The post pointing out that the US and Canada have no limits on the number of children that can be born from one donor’s sperm has 46 notes.
Posts from actual donor-conceived people, often talking about their own struggles, have 17, 25, 31. That’s not quite 400,000 is it?
And that’s the pattern. When serious issues get discussed on Tumblr, jokes, snappy put-downs and slogans are the order of the day. Actual arguments? Not much.

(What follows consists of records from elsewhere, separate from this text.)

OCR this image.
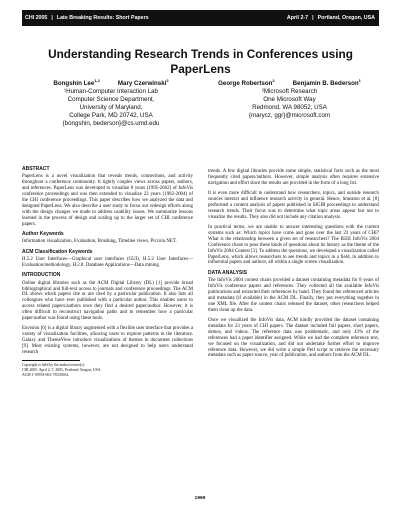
CHI 2005 | Late Breaking Results: Short Papers	April 2-7 | Portland, Oregon, USA
Understanding Research Trends in Conferences using PaperLens
Bongshin Lee$^{1,2}$	Mary Czerwinski$^2$
¹Human-Computer Interaction Lab
Computer Science Department,
University of Maryland,
College Park, MD 20742, USA
{bongshin, bederson}@cs.umd.edu
George Robertson$^2$	Benjamin B. Bederson$^1$
²Microsoft Research
One Microsoft Way
Redmond, WA 98052, USA
{marycz, ggr}@microsoft.com
ABSTRACT

PaperLens is a novel visualization that reveals trends, connections, and activity throughout a conference community. It tightly couples views across papers, authors, and references. PaperLens was developed to visualize 8 years (1995-2002) of InfoVis conference proceedings and was then extended to visualize 23 years (1982-2004) of the CHI conference proceedings. This paper describes how we analyzed the data and designed PaperLens. We also describe a user study to focus our redesign efforts along with the design changes we made to address usability issues. We summarize lessons learned in the process of design and scaling up to the larger set of CHI conference papers.

Author Keywords

Information visualization, Evaluation, Brushing, Timeline views, Piccolo.NET.

ACM Classification Keywords

H.5.2 User Interfaces—Graphical user interfaces (GUI), H.5.2 User Interfaces—Evaluation/methodology, H.2.8. Database Applications—Data mining.

INTRODUCTION

Online digital libraries such as the ACM Digital Library (DL) [1] provide broad bibliographical and full-text access to journals and conference proceedings. The ACM DL shows which papers cite or are cited by a particular publication. It also lists all colleagues who have ever published with a particular author. This enables users to access related papers/authors once they find a desired paper/author. However, it is often difficult to reconstruct navigation paths and to remember how a particular paper/author was found using these tools.

Envision [6] is a digital library augmented with a flexible user interface that provides a variety of visualization facilities, allowing users to explore patterns in the literature. Galaxy and ThemeView introduce visualizations of themes in document collections [9]. Most existing systems, however, are not designed to help users understand research

Copyright is held by the author/owner(s).

CHI 2005, April 2–7, 2005, Portland, Oregon, USA.

ACM 1-59593-002-7/05/0004.

trends. A few digital libraries provide some simple, statistical facts such as the most frequently cited papers/authors. However, simple analysis often requires extensive navigation and effort since the results are provided in the form of a long list.

It is even more difficult to understand how researchers, topics, and outside research sources interact and influence research activity in general. Hence, Smeaton et al. [8] performed a content analysis of papers published in SIGIR proceedings to understand research trends. Their focus was to determine what topic areas appear but not to visualize the results. They also did not include any citation analysis.

In practical terms, we are unable to answer interesting questions with the current systems such as: Which topics have come and gone over the last 23 years of CHI? What is the relationship between a given set of researchers? The IEEE InfoVis 2004 Conference chose to pose these kinds of questions about its history as the theme of the InfoVis 2004 Contest [3]. To address the questions, we developed a visualization called PaperLens, which allows researchers to see trends and topics in a field, in addition to influential papers and authors, all within a single screen visualization.

DATA ANALYSIS

The InfoVis 2004 contest chairs provided a dataset containing metadata for 8 years of InfoVis conference papers and references. They collected all the available InfoVis publications and extracted their references by hand. They found the referenced articles and metadata (if available) in the ACM DL. Finally, they put everything together in one XML file. After the contest chairs released the dataset, other researchers helped them clean up the data.

Once we visualized the InfoVis data, ACM kindly provided the dataset containing metadata for 23 years of CHI papers. The dataset included full papers, short papers, demos, and videos. The reference data was problematic, and only 43% of the references had a paper identifier assigned. While we had the complete reference text, we focused on the visualization, and did not undertake further effort to improve reference data. However, we did write a simple Perl script to retrieve the necessary metadata such as paper source, year of publication, and authors from the ACM DL.

1969
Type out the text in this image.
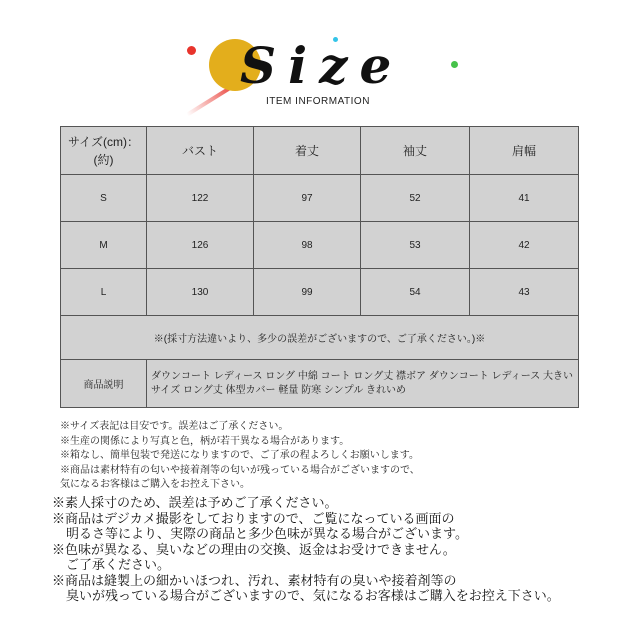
Size
ITEM INFORMATION
サイズ(cm)：
(約)	バスト	着丈	袖丈	肩幅
S	122	97	52	41
M	126	98	53	42
L	130	99	54	43
※(採寸方法違いより、多少の誤差がございますので、ご了承ください。)※				
商品説明	ダウンコート レディース ロング 中綿 コート ロング丈 襟ボア ダウンコート レディース 大きい
サイズ ロング丈 体型カバー 軽量 防寒 シンプル きれいめ			
※サイズ表記は目安です。誤差はご了承ください。
※生産の関係により写真と色，柄が若干異なる場合があります。
※箱なし、簡単包装で発送になりますので、ご了承の程よろしくお願いします。
※商品は素材特有の匂いや接着剤等の匂いが残っている場合がございますので、
気になるお客様はご購入をお控え下さい。
※素人採寸のため、誤差は予めご了承ください。
※商品はデジカメ撮影をしておりますので、ご覧になっている画面の
明るさ等により、実際の商品と多少色味が異なる場合がございます。
※色味が異なる、臭いなどの理由の交換、返金はお受けできません。
ご了承ください。
※商品は縫製上の細かいほつれ、汚れ、素材特有の臭いや接着剤等の
臭いが残っている場合がございますので、気になるお客様はご購入をお控え下さい。
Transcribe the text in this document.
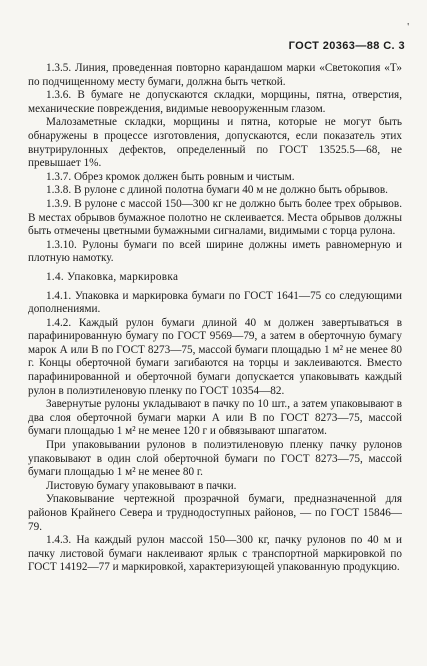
'
ГОСТ 20363—88 С. 3

1.3.5. Линия, проведенная повторно карандашом марки «Светокопия «Т» по подчищенному месту бумаги, должна быть четкой.

1.3.6. В бумаге не допускаются складки, морщины, пятна, отверстия, механические повреждения, видимые невооруженным глазом.

Малозаметные складки, морщины и пятна, которые не могут быть обнаружены в процессе изготовления, допускаются, если показатель этих внутрирулонных дефектов, определенный по ГОСТ 13525.5—68, не превышает 1%.

1.3.7. Обрез кромок должен быть ровным и чистым.

1.3.8. В рулоне с длиной полотна бумаги 40 м не должно быть обрывов.

1.3.9. В рулоне с массой 150—300 кг не должно быть более трех обрывов. В местах обрывов бумажное полотно не склеивается. Места обрывов должны быть отмечены цветными бумажными сигналами, видимыми с торца рулона.

1.3.10. Рулоны бумаги по всей ширине должны иметь равномерную и плотную намотку.

1.4. Упаковка, маркировка

1.4.1. Упаковка и маркировка бумаги по ГОСТ 1641—75 со следующими дополнениями.

1.4.2. Каждый рулон бумаги длиной 40 м должен завертываться в парафинированную бумагу по ГОСТ 9569—79, а затем в оберточную бумагу марок А или В по ГОСТ 8273—75, массой бумаги площадью 1 м² не менее 80 г. Концы оберточной бумаги загибаются на торцы и заклеиваются. Вместо парафинированной и оберточной бумаги допускается упаковывать каждый рулон в полиэтиленовую пленку по ГОСТ 10354—82.

Завернутые рулоны укладывают в пачку по 10 шт., а затем упаковывают в два слоя оберточной бумаги марки А или В по ГОСТ 8273—75, массой бумаги площадью 1 м² не менее 120 г и обвязывают шпагатом.

При упаковывании рулонов в полиэтиленовую пленку пачку рулонов упаковывают в один слой оберточной бумаги по ГОСТ 8273—75, массой бумаги площадью 1 м² не менее 80 г.

Листовую бумагу упаковывают в пачки.

Упаковывание чертежной прозрачной бумаги, предназначенной для районов Крайнего Севера и труднодоступных районов, — по ГОСТ 15846—79.

1.4.3. На каждый рулон массой 150—300 кг, пачку рулонов по 40 м и пачку листовой бумаги наклеивают ярлык с транспортной маркировкой по ГОСТ 14192—77 и маркировкой, характеризующей упакованную продукцию.
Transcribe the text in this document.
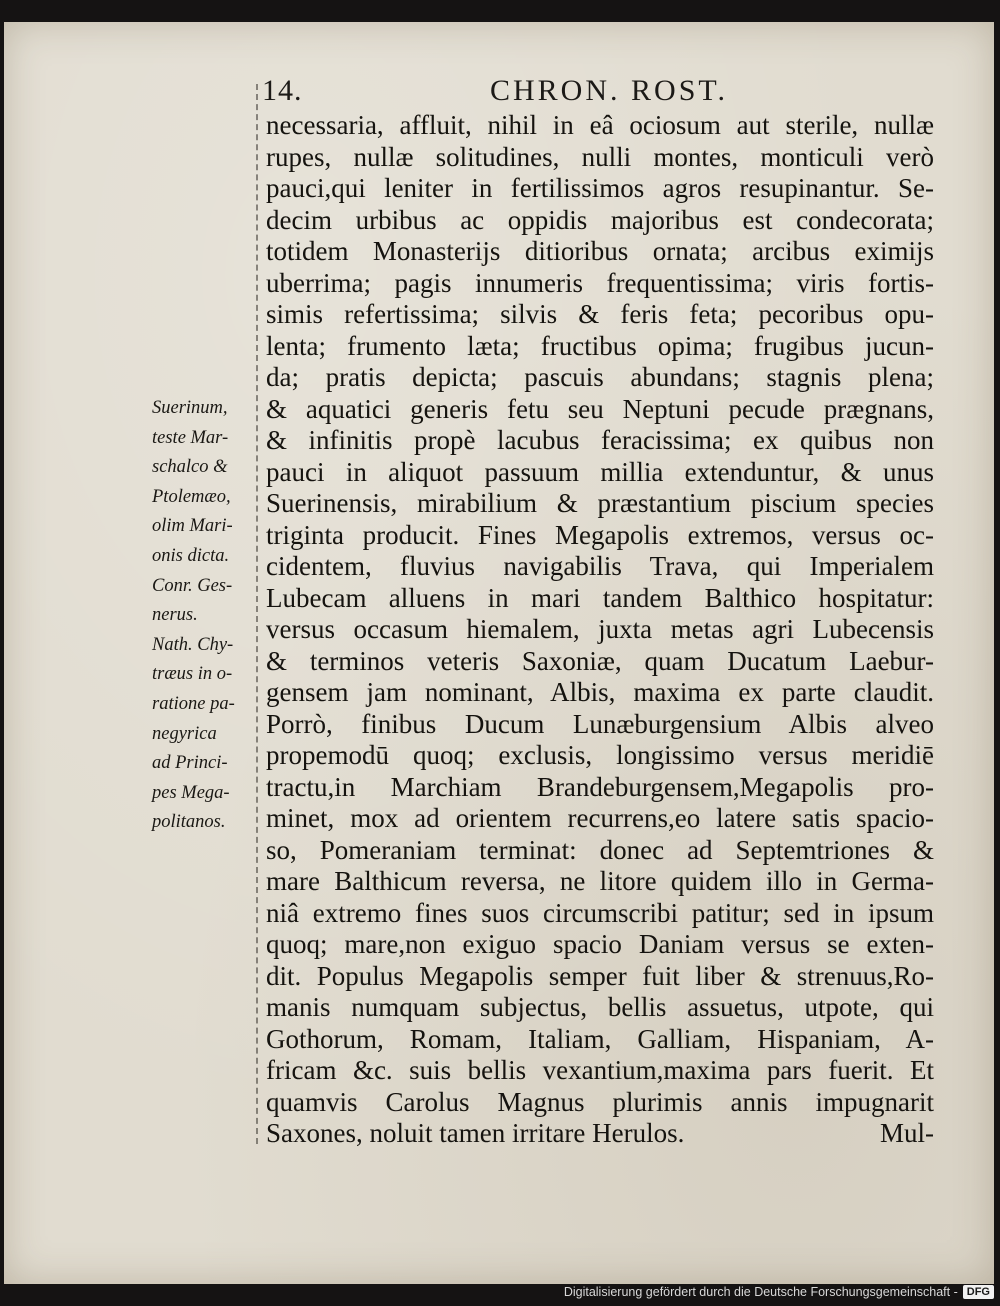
14.	CHRON. ROST.
Suerinum,
teste Mar-
schalco &
Ptolemæo,
olim Mari-
onis dicta.
Conr. Ges-
nerus.
Nath. Chy-
træus in o-
ratione pa-
negyrica
ad Princi-
pes Mega-
politanos.
necessaria, affluit, nihil in eâ ociosum aut sterile, nullæ
rupes, nullæ solitudines, nulli montes, monticuli verò
pauci,qui leniter in fertilissimos agros resupinantur. Se-
decim urbibus ac oppidis majoribus est condecorata;
totidem Monasterijs ditioribus ornata; arcibus eximijs
uberrima; pagis innumeris frequentissima; viris fortis-
simis refertissima; silvis & feris feta; pecoribus opu-
lenta; frumento læta; fructibus opima; frugibus jucun-
da; pratis depicta; pascuis abundans; stagnis plena;
& aquatici generis fetu seu Neptuni pecude prægnans,
& infinitis propè lacubus feracissima; ex quibus non
pauci in aliquot passuum millia extenduntur, & unus
Suerinensis, mirabilium & præstantium piscium species
triginta producit. Fines Megapolis extremos, versus oc-
cidentem, fluvius navigabilis Trava, qui Imperialem
Lubecam alluens in mari tandem Balthico hospitatur:
versus occasum hiemalem, juxta metas agri Lubecensis
& terminos veteris Saxoniæ, quam Ducatum Laebur-
gensem jam nominant, Albis, maxima ex parte claudit.
Porrò, finibus Ducum Lunæburgensium Albis alveo
propemodū quoq; exclusis, longissimo versus meridiē
tractu,in Marchiam Brandeburgensem,Megapolis pro-
minet, mox ad orientem recurrens,eo latere satis spacio-
so, Pomeraniam terminat: donec ad Septemtriones &
mare Balthicum reversa, ne litore quidem illo in Germa-
niâ extremo fines suos circumscribi patitur; sed in ipsum
quoq; mare,non exiguo spacio Daniam versus se exten-
dit. Populus Megapolis semper fuit liber & strenuus,Ro-
manis numquam subjectus, bellis assuetus, utpote, qui
Gothorum, Romam, Italiam, Galliam, Hispaniam, A-
fricam &c. suis bellis vexantium,maxima pars fuerit. Et
quamvis Carolus Magnus plurimis annis impugnarit
Saxones, noluit tamen irritare Herulos.	Mul-
Digitalisierung gefördert durch die Deutsche Forschungsgemeinschaft - DFG
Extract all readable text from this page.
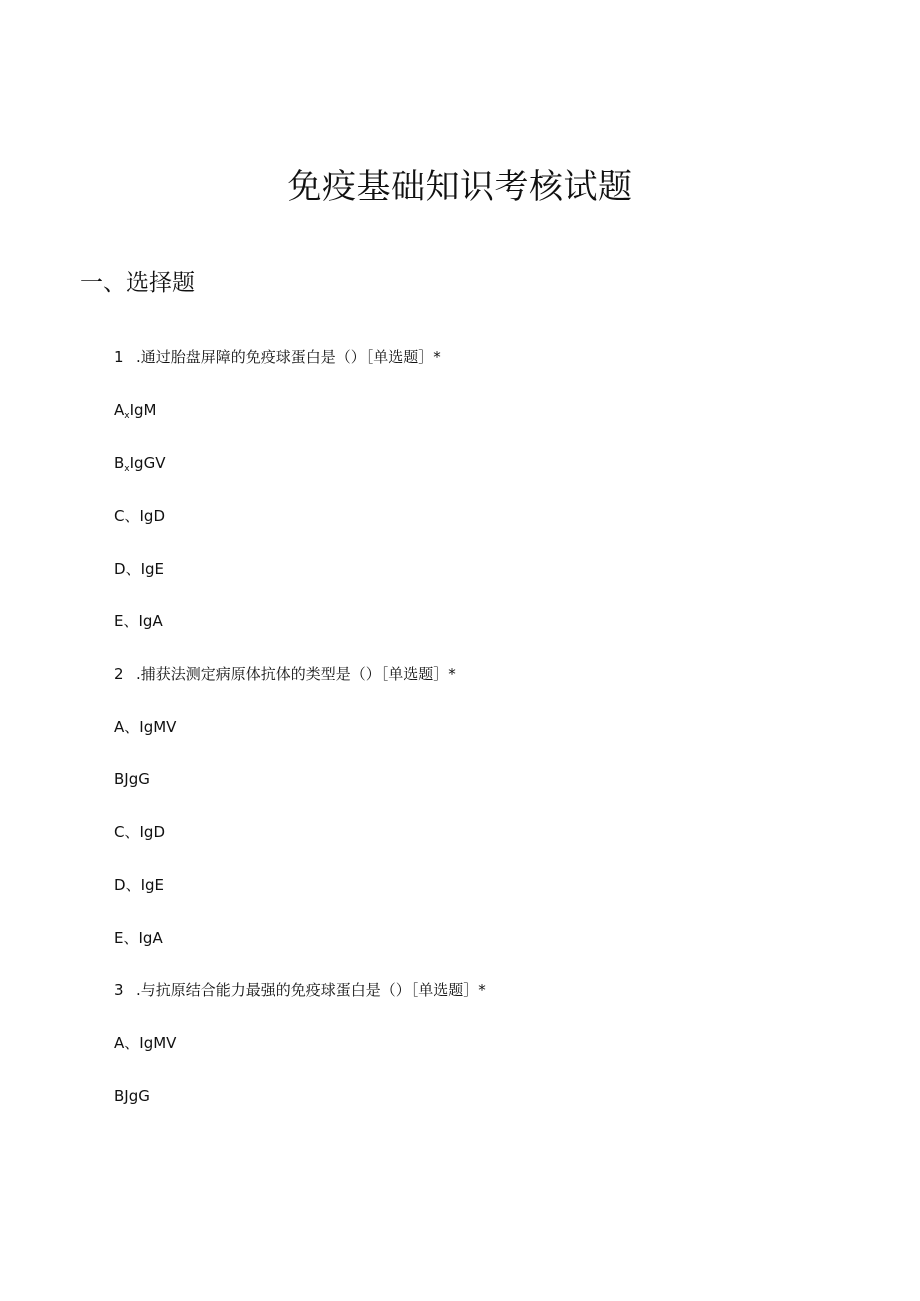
免疫基础知识考核试题
一、选择题
1 .通过胎盘屏障的免疫球蛋白是（）［单选题］*
$A_xIgM$
$B_xIgGV$
C、IgD
D、IgE
E、IgA
2 .捕获法测定病原体抗体的类型是（）［单选题］*
A、IgMV
BJgG
C、IgD
D、IgE
E、IgA
3 .与抗原结合能力最强的免疫球蛋白是（）［单选题］*
A、IgMV
BJgG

It’s not just Tumblr, either. So many of the social media spheres that young people inhabit are actively thought-allergic. “Join the good guys” is the siren call. Check your privilege, avoid media that is “problematic” (whatever that means) and join in the occasional denunciation of those awful conservatives who oppose things like sperm donation, and you too can be on the side of ‘right’.
I used to think the main problem with “social justice” on Tumblr was that it was largely ineffectual. What could such a website ever do to change anything? But I may have underestimated it.
In reblogging a funny or catchy post that skates right past an important issue without ever stopping to understand it, in making the internet (and thus the culture generally) that bit less friendly to questioning and dissent, Tumblristas can end up contributing to the injustice they say they’re trying to fight.